Lower Bounds on Inverse Cellular Automata via Proof Complexity

TL;DR

This paper investigates the computational complexity of inverse cellular automata, providing simpler proofs of co-NP-completeness and establishing lower bounds on their proof size using propositional proof complexity techniques.

Contribution

It offers a simplified proof of the co-NP-completeness of inverse cellular automata injectivity and derives proof complexity lower bounds via propositional proof systems.

Findings

Deciding injectivity is co-NP-complete.

A simpler reduction from UNSAT is provided.

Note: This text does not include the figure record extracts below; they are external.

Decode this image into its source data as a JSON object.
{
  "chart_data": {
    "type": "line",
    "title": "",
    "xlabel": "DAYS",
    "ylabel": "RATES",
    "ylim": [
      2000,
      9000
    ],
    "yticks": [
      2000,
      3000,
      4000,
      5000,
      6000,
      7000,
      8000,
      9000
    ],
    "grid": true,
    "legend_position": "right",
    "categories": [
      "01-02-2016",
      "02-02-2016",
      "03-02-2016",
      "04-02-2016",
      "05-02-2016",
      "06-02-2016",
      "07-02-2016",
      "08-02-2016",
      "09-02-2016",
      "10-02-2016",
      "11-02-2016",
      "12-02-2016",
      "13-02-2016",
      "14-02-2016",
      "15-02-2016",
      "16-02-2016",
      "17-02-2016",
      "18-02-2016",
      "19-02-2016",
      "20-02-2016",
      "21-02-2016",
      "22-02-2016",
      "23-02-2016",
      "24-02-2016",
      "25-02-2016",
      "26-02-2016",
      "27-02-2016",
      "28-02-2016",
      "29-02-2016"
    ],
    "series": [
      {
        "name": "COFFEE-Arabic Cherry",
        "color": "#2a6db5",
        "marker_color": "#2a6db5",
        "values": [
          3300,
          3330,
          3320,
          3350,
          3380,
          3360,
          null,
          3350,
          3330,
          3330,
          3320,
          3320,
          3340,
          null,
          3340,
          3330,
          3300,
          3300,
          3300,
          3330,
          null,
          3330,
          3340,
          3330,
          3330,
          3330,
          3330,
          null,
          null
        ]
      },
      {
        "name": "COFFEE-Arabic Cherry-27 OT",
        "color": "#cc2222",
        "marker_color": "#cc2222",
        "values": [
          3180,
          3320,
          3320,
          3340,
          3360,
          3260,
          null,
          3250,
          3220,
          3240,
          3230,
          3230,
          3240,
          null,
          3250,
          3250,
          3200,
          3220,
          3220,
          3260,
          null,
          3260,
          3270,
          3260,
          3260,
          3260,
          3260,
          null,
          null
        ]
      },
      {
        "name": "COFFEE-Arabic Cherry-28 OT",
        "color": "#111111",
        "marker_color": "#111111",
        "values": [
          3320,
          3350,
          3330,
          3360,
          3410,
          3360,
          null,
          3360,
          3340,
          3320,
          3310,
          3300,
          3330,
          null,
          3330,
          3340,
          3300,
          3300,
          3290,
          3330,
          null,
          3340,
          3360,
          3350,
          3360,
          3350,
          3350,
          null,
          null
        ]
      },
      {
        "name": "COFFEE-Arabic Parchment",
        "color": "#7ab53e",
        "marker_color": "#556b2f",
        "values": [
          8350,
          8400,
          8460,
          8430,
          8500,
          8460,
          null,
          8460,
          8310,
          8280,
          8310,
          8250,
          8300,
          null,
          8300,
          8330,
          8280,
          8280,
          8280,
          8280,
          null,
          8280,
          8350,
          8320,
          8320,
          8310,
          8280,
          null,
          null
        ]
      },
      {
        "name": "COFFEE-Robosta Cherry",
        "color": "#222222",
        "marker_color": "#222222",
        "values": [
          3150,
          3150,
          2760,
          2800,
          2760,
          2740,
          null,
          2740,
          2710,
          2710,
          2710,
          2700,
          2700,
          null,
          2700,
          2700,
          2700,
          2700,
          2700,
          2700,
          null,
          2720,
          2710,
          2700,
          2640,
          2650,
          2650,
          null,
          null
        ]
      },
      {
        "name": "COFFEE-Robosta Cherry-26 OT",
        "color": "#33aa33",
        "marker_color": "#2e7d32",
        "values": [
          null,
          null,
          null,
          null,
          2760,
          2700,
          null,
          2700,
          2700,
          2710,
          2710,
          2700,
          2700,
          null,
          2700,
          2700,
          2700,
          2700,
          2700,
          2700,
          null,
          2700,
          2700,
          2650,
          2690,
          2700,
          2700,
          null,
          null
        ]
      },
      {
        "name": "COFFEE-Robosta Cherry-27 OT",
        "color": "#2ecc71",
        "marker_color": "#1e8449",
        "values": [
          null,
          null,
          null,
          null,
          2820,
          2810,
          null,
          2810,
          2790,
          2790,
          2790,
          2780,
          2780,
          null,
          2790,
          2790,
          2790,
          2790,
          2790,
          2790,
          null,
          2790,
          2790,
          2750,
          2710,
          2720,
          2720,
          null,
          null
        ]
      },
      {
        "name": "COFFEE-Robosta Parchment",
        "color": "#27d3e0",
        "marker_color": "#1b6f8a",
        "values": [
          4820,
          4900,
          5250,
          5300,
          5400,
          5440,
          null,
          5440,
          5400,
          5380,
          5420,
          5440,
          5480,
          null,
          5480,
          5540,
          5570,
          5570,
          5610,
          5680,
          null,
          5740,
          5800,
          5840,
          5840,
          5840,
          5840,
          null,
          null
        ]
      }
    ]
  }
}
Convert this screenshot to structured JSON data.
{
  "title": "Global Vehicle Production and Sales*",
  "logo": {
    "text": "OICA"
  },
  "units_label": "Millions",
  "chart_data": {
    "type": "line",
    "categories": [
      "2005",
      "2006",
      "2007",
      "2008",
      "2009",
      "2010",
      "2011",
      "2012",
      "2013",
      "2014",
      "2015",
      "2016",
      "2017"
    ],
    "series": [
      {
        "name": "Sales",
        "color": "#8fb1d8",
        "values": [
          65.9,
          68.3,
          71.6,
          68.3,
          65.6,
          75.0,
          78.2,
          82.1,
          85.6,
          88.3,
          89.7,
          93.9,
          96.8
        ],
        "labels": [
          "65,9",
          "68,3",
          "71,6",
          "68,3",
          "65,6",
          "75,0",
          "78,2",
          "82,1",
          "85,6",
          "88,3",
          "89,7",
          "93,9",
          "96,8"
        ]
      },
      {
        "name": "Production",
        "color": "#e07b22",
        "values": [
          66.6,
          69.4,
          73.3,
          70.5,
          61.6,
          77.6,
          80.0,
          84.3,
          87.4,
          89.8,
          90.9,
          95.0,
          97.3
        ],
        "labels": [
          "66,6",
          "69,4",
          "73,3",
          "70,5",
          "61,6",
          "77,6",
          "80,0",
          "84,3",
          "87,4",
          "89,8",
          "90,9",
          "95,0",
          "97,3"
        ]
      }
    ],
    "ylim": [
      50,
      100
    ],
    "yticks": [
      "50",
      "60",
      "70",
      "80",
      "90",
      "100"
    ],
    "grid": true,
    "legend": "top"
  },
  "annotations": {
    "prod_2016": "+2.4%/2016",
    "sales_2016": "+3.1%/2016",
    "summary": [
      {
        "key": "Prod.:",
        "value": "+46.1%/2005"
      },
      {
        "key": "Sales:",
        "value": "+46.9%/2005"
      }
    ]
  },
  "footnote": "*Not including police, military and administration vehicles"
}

Lower bounds on proof size are established using proof complexity methods.

Abstract

We study the complexity of inverse cellular automata on configurations of bounded size. Deciding injectivity in this setting is co-NP-complete by a theorem of Durand. We give a simpler proof of this theorem by a direct reduction from UNSAT to this problem, avoiding more complicated intermediate constructions. We also show that one direction of the reduction can be formalized in the weak theory of bounded arithmetic $V^0$. Durand's coNP-completeness result allows one to view inverse cellular automata acting on bounded size configurations as propositional proofs, cf. Cavagnetto, and we prove lower bounds on their size. The proof uses known lower bounds for bounded-depth Frege systems together with the Paris--Wilkie translation of arithmetic proofs into propositional proofs, which allows us to transfer proof complexity lower bounds to our setting.